Irene lagi, Irene lagi...
Jungkook menggeram kesal saat melihat Irene lagi-lagi muncul di kelasnya. Tidak perlu ditebak untuk siapa gadis rese itu datang. Sekali lirik saja, ia tahu gadis itu pasti menempel pada Taehyung. Menyebalkan!
“Ckckck... pagi-pagi kenapa mukamu bete begitu, Kook?” Tanya Bambam begitu meletakkan tas di meja.
“Siapa yang bete? Biasa saja!”
Bambam tersenyum mengerti. “Pasti gara-gara Irene.”
“Siapa bilang?”
“Wajahmu menunjukkan semuanya, kook.”
“Sembarangan!”
“Omong-omong kenapa kau jadi kesal lagi sama Taehyung? Bukannya saat pulang dari puncak, kau bilang bahwa dia sebenarnya baik?”
Jungkook melirik Bambam. Dalam hati Jungkook tahu benar kenapa ia kembali kesal pada Taehyung, tapi bagaimana mungkin menyampaikan alasan tersebut ke Bambam? Sahabatnya itu bisa salah sangka dan berpikir macam-macam.
Sebenarnya Jungkook bukannya tidak mau berbaikan dengan Taehyung. Apalagi namja itu jelas-jelas telah menolongnya. Tapi saat melihat Irene terus menempel pada Taehyung, entah kenapa Jungkook kembali menjadi kesal pada Taehyung.

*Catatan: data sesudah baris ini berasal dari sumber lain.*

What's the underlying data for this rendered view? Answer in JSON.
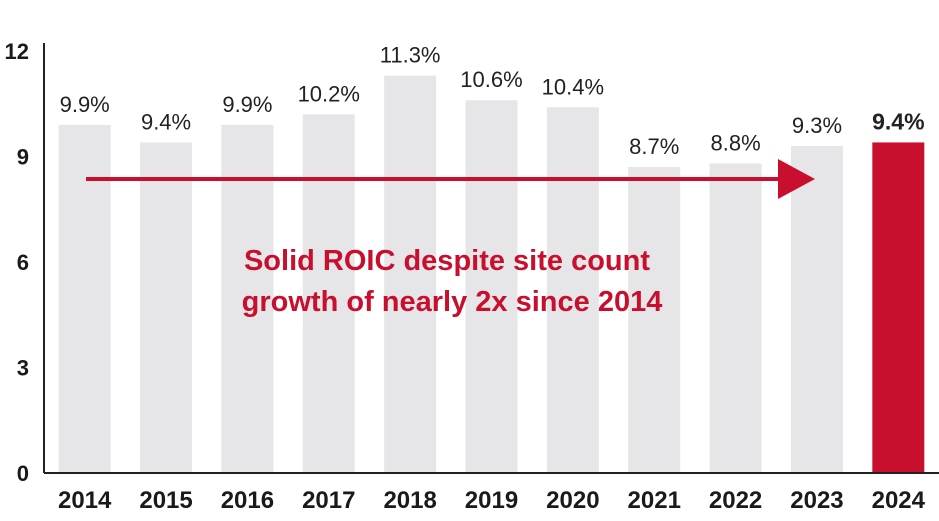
{
  "chart_data": {
    "type": "bar",
    "categories": [
      "2014",
      "2015",
      "2016",
      "2017",
      "2018",
      "2019",
      "2020",
      "2021",
      "2022",
      "2023",
      "2024"
    ],
    "values": [
      9.9,
      9.4,
      9.9,
      10.2,
      11.3,
      10.6,
      10.4,
      8.7,
      8.8,
      9.3,
      9.4
    ],
    "data_labels": [
      "9.9%",
      "9.4%",
      "9.9%",
      "10.2%",
      "11.3%",
      "10.6%",
      "10.4%",
      "8.7%",
      "8.8%",
      "9.3%",
      "9.4%"
    ],
    "highlight_index": 10,
    "ylim": [
      0,
      12
    ],
    "yticks": [
      0,
      3,
      6,
      9,
      12
    ],
    "ytick_labels": [
      "0",
      "3",
      "6",
      "9",
      "12"
    ],
    "grid": false,
    "title": "",
    "xlabel": "",
    "ylabel": "",
    "annotation": {
      "lines": [
        "Solid ROIC despite site count",
        "growth of nearly 2x since 2014"
      ],
      "arrow": true
    },
    "colors": {
      "bar": "#e6e6e8",
      "highlight": "#c8102e",
      "accent": "#c8102e",
      "axis": "#222222"
    }
  }
}
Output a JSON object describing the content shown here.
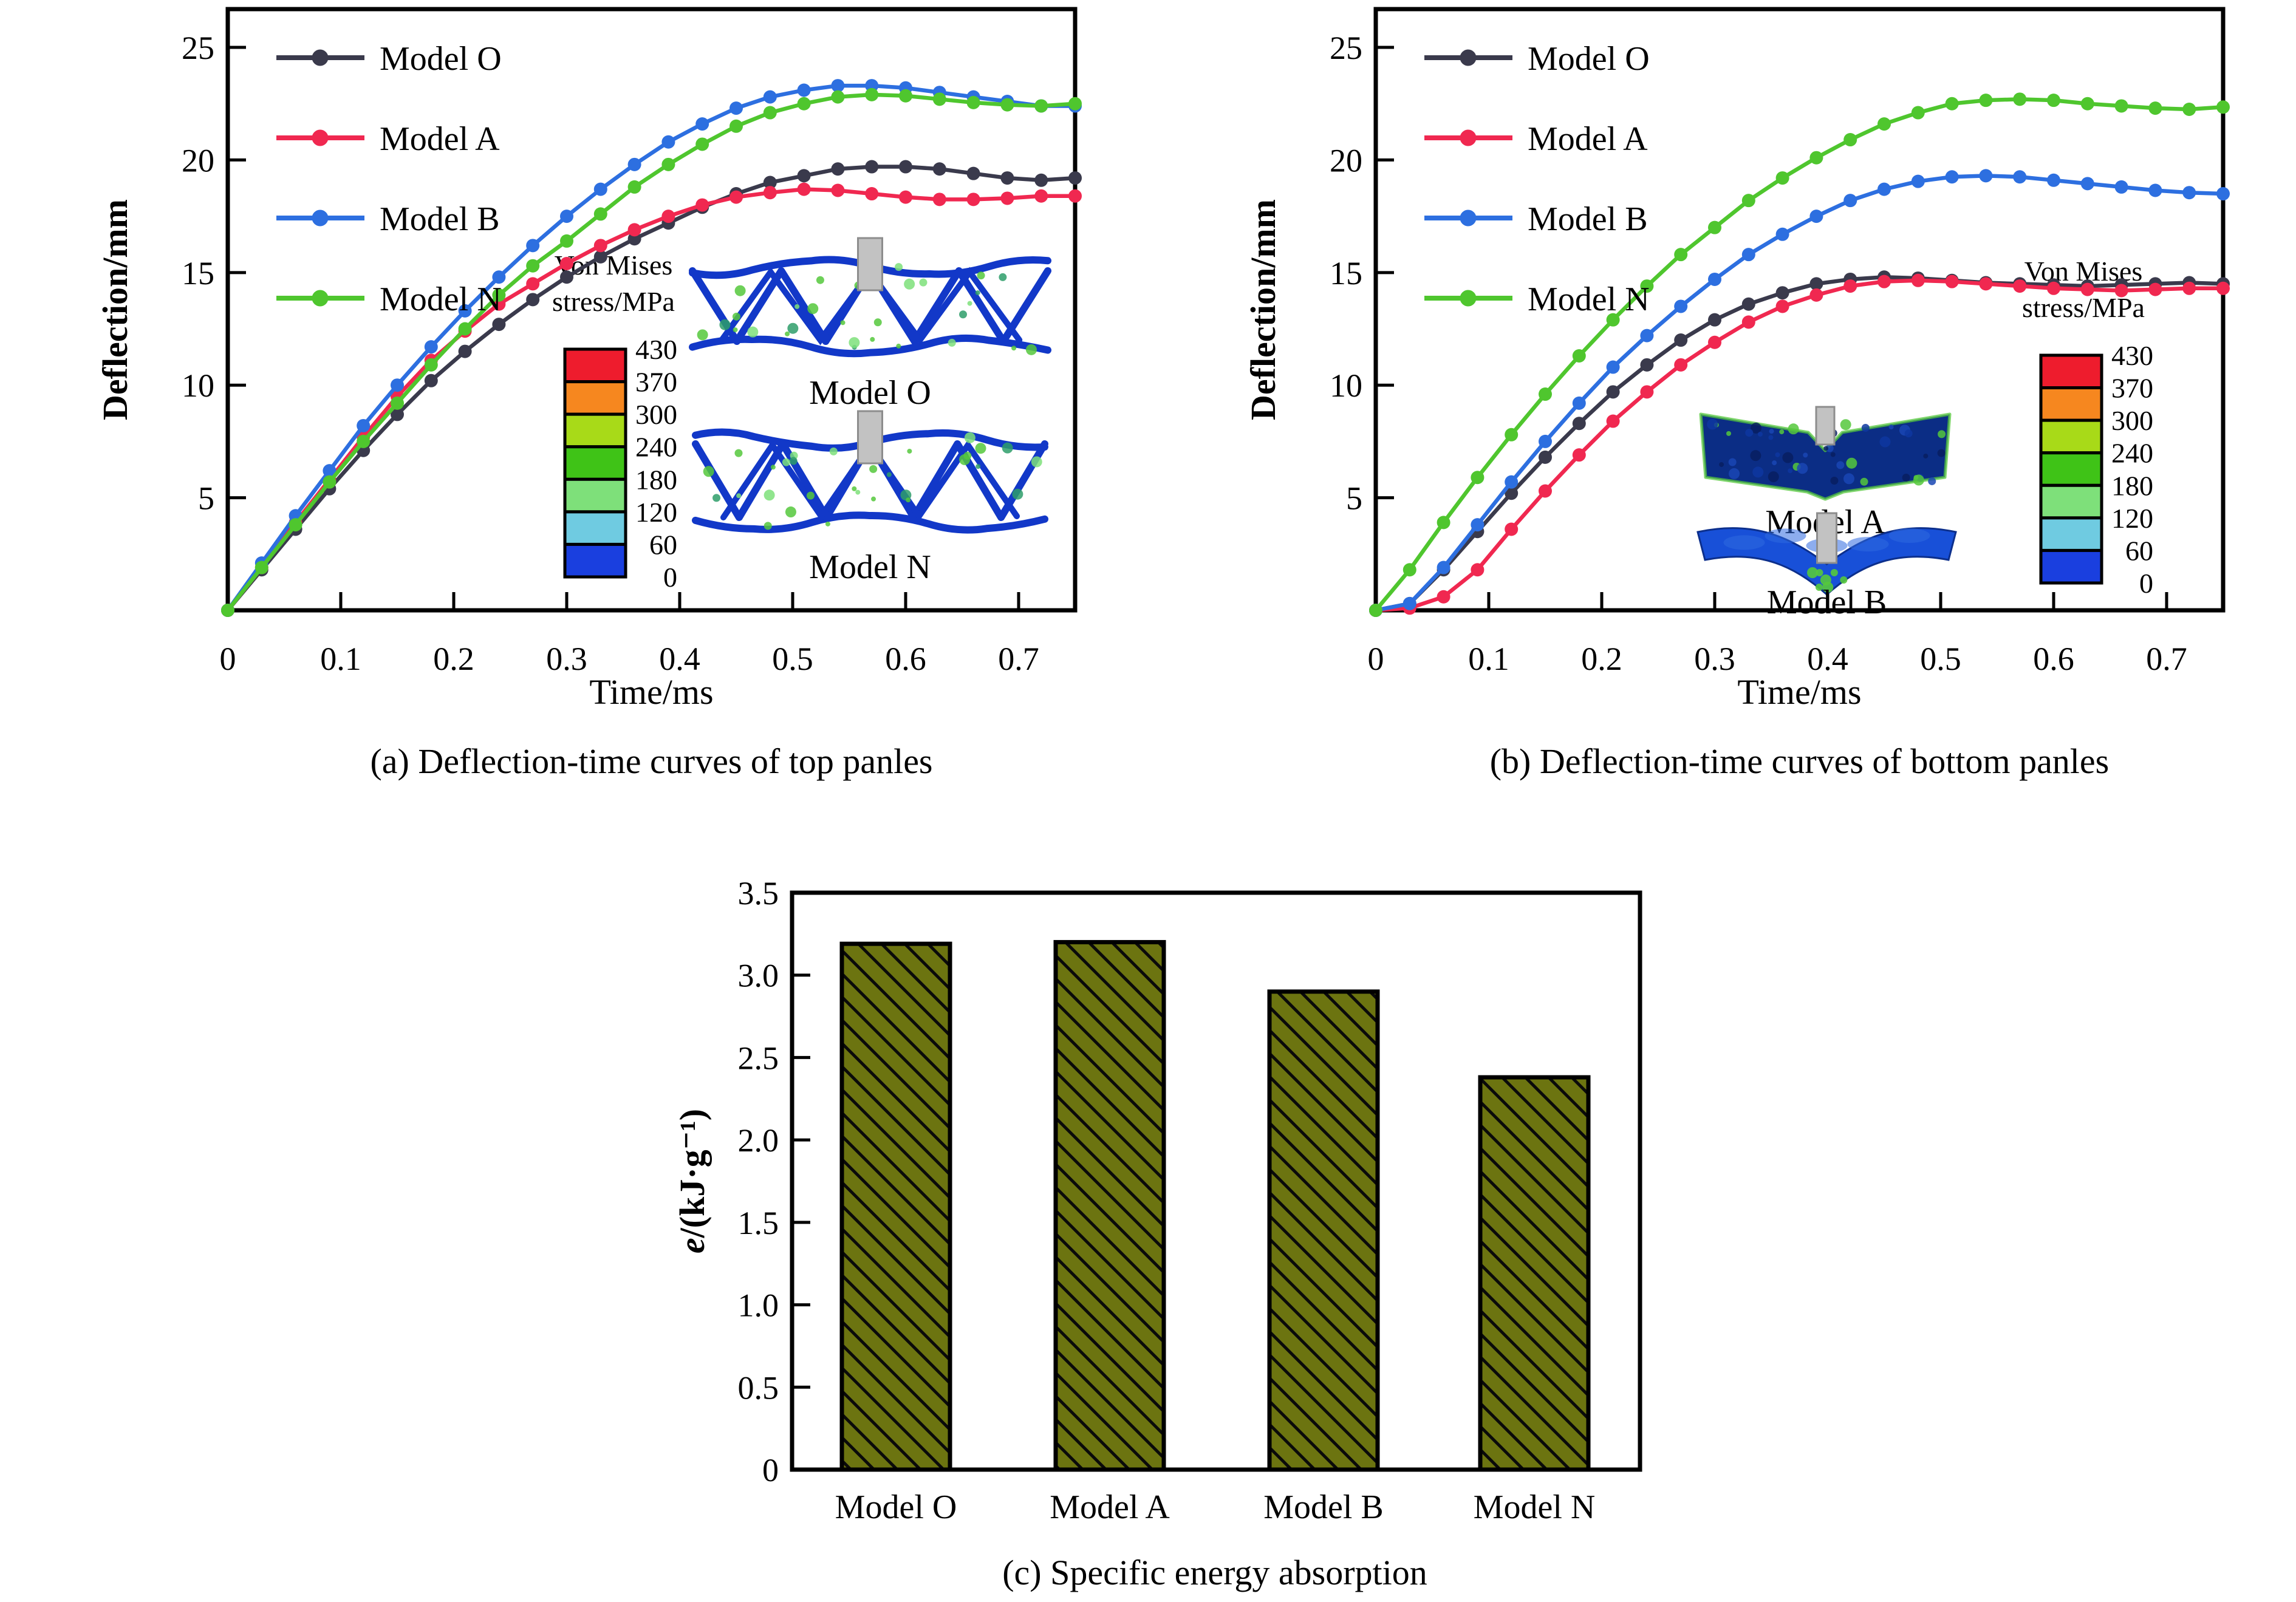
{
  "figure": {
    "background": "#ffffff"
  },
  "colorbar": {
    "title_lines": [
      "Von Mises",
      "stress/MPa"
    ],
    "tick_labels": [
      "430",
      "370",
      "300",
      "240",
      "180",
      "120",
      "60",
      "0"
    ],
    "segment_colors": [
      "#ee1c2d",
      "#f6871f",
      "#a8da18",
      "#3fc317",
      "#7ee07a",
      "#6fcbe1",
      "#1a3fdf"
    ]
  },
  "indenter_color": "#c2c2c2",
  "chart_data": [
    {
      "type": "line",
      "panel": "a",
      "caption": "(a) Deflection-time curves of top panles",
      "xlabel": "Time/ms",
      "ylabel": "Deflection/mm",
      "xlim": [
        0,
        0.75
      ],
      "ylim": [
        0,
        26.7
      ],
      "xticks": [
        0,
        0.1,
        0.2,
        0.3,
        0.4,
        0.5,
        0.6,
        0.7
      ],
      "yticks": [
        5,
        10,
        15,
        20,
        25
      ],
      "grid": false,
      "legend_position": "top-left",
      "x": [
        0,
        0.03,
        0.06,
        0.09,
        0.12,
        0.15,
        0.18,
        0.21,
        0.24,
        0.27,
        0.3,
        0.33,
        0.36,
        0.39,
        0.42,
        0.45,
        0.48,
        0.51,
        0.54,
        0.57,
        0.6,
        0.63,
        0.66,
        0.69,
        0.72,
        0.75
      ],
      "series": [
        {
          "name": "Model O",
          "color": "#3a3a4c",
          "values": [
            0,
            1.8,
            3.6,
            5.4,
            7.1,
            8.7,
            10.2,
            11.5,
            12.7,
            13.8,
            14.8,
            15.7,
            16.5,
            17.2,
            17.9,
            18.5,
            19.0,
            19.3,
            19.6,
            19.7,
            19.7,
            19.6,
            19.4,
            19.2,
            19.1,
            19.2
          ]
        },
        {
          "name": "Model A",
          "color": "#f02850",
          "values": [
            0,
            1.9,
            3.9,
            5.8,
            7.7,
            9.5,
            11.1,
            12.4,
            13.6,
            14.5,
            15.4,
            16.2,
            16.9,
            17.5,
            18.0,
            18.35,
            18.55,
            18.7,
            18.65,
            18.5,
            18.35,
            18.25,
            18.25,
            18.3,
            18.4,
            18.4
          ]
        },
        {
          "name": "Model B",
          "color": "#2d6fe0",
          "values": [
            0,
            2.1,
            4.2,
            6.2,
            8.2,
            10.0,
            11.7,
            13.3,
            14.8,
            16.2,
            17.5,
            18.7,
            19.8,
            20.8,
            21.6,
            22.3,
            22.8,
            23.1,
            23.3,
            23.3,
            23.2,
            23.0,
            22.8,
            22.6,
            22.4,
            22.4
          ]
        },
        {
          "name": "Model N",
          "color": "#4fc62e",
          "values": [
            0,
            1.9,
            3.8,
            5.7,
            7.5,
            9.2,
            10.9,
            12.5,
            14.0,
            15.3,
            16.4,
            17.6,
            18.8,
            19.8,
            20.7,
            21.5,
            22.1,
            22.5,
            22.8,
            22.9,
            22.85,
            22.7,
            22.55,
            22.45,
            22.4,
            22.5
          ]
        }
      ],
      "insets": [
        {
          "label": "Model O",
          "kind": "truss",
          "phase": 1
        },
        {
          "label": "Model N",
          "kind": "truss",
          "phase": 4
        }
      ]
    },
    {
      "type": "line",
      "panel": "b",
      "caption": "(b) Deflection-time curves of bottom panles",
      "xlabel": "Time/ms",
      "ylabel": "Deflection/mm",
      "xlim": [
        0,
        0.75
      ],
      "ylim": [
        0,
        26.7
      ],
      "xticks": [
        0,
        0.1,
        0.2,
        0.3,
        0.4,
        0.5,
        0.6,
        0.7
      ],
      "yticks": [
        5,
        10,
        15,
        20,
        25
      ],
      "grid": false,
      "legend_position": "top-left",
      "x": [
        0,
        0.03,
        0.06,
        0.09,
        0.12,
        0.15,
        0.18,
        0.21,
        0.24,
        0.27,
        0.3,
        0.33,
        0.36,
        0.39,
        0.42,
        0.45,
        0.48,
        0.51,
        0.54,
        0.57,
        0.6,
        0.63,
        0.66,
        0.69,
        0.72,
        0.75
      ],
      "series": [
        {
          "name": "Model O",
          "color": "#3a3a4c",
          "values": [
            0,
            0.3,
            1.8,
            3.5,
            5.2,
            6.8,
            8.3,
            9.7,
            10.9,
            12.0,
            12.9,
            13.6,
            14.1,
            14.5,
            14.7,
            14.8,
            14.75,
            14.65,
            14.55,
            14.5,
            14.45,
            14.4,
            14.45,
            14.5,
            14.55,
            14.5
          ]
        },
        {
          "name": "Model A",
          "color": "#f02850",
          "values": [
            0,
            0.1,
            0.6,
            1.8,
            3.6,
            5.3,
            6.9,
            8.4,
            9.7,
            10.9,
            11.9,
            12.8,
            13.5,
            14.0,
            14.4,
            14.6,
            14.65,
            14.6,
            14.5,
            14.4,
            14.3,
            14.25,
            14.2,
            14.25,
            14.3,
            14.3
          ]
        },
        {
          "name": "Model B",
          "color": "#2d6fe0",
          "values": [
            0,
            0.3,
            1.9,
            3.8,
            5.7,
            7.5,
            9.2,
            10.8,
            12.2,
            13.5,
            14.7,
            15.8,
            16.7,
            17.5,
            18.2,
            18.7,
            19.05,
            19.25,
            19.3,
            19.25,
            19.1,
            18.95,
            18.8,
            18.65,
            18.55,
            18.5
          ]
        },
        {
          "name": "Model N",
          "color": "#4fc62e",
          "values": [
            0,
            1.8,
            3.9,
            5.9,
            7.8,
            9.6,
            11.3,
            12.9,
            14.4,
            15.8,
            17.0,
            18.2,
            19.2,
            20.1,
            20.9,
            21.6,
            22.1,
            22.5,
            22.65,
            22.7,
            22.65,
            22.5,
            22.4,
            22.3,
            22.25,
            22.35
          ]
        }
      ],
      "insets": [
        {
          "label": "Model A",
          "kind": "foam",
          "phase": 2
        },
        {
          "label": "Model B",
          "kind": "chevron",
          "phase": 3
        }
      ]
    },
    {
      "type": "bar",
      "panel": "c",
      "caption": "(c) Specific energy absorption",
      "ylabel": "e/(kJ·g⁻¹)",
      "ylabel_italic": "e",
      "ylabel_rest": "/(kJ·g⁻¹)",
      "xlabel": "",
      "categories": [
        "Model O",
        "Model A",
        "Model B",
        "Model N"
      ],
      "values": [
        3.19,
        3.2,
        2.9,
        2.38
      ],
      "ylim": [
        0,
        3.5
      ],
      "yticks": [
        0,
        0.5,
        1.0,
        1.5,
        2.0,
        2.5,
        3.0,
        3.5
      ],
      "grid": false,
      "bar_color": "#6c7410",
      "bar_edge_color": "#000000",
      "hatch": "diagonal"
    }
  ]
}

Akibatnya saat berpapasan dengan Taehyung, ia langsung sinis. Taehyung sepertinya terpancing kesinisan Jungkook. Kurang dari sehari, hubungan damai mereka berakhir.
“Ah sudahlah, tak perlu membahas tentang Taehyung lagi. Lebih baik bahas hal lain saja,” kilah Jungkook.
Bambam terlihat penasaran, tapi melihat wajah Jungkook yang semakin kesal, ia pun hanya bisa mengangguk setuju. Dalam hitungan menit mereka berdua sudah terlibat pembicaraan yang sama sekali tidak menyinggung Taehyung.
.
.
.
Ada yang salah dengan otak Jungkook!
Namja manis itu menggeleng sebal, mencoba mengusir bayangan Taehyung yang terus menerus mengganggu pikirannya. Sekalipun enggan mengakui, ia tidak bisa pura-pura tidak peduli melihat keakraban Taehyung dan Irene. Saking akrabnya kedua orang itu, Taehyung sampai lupa mencari gara-gara dengannya!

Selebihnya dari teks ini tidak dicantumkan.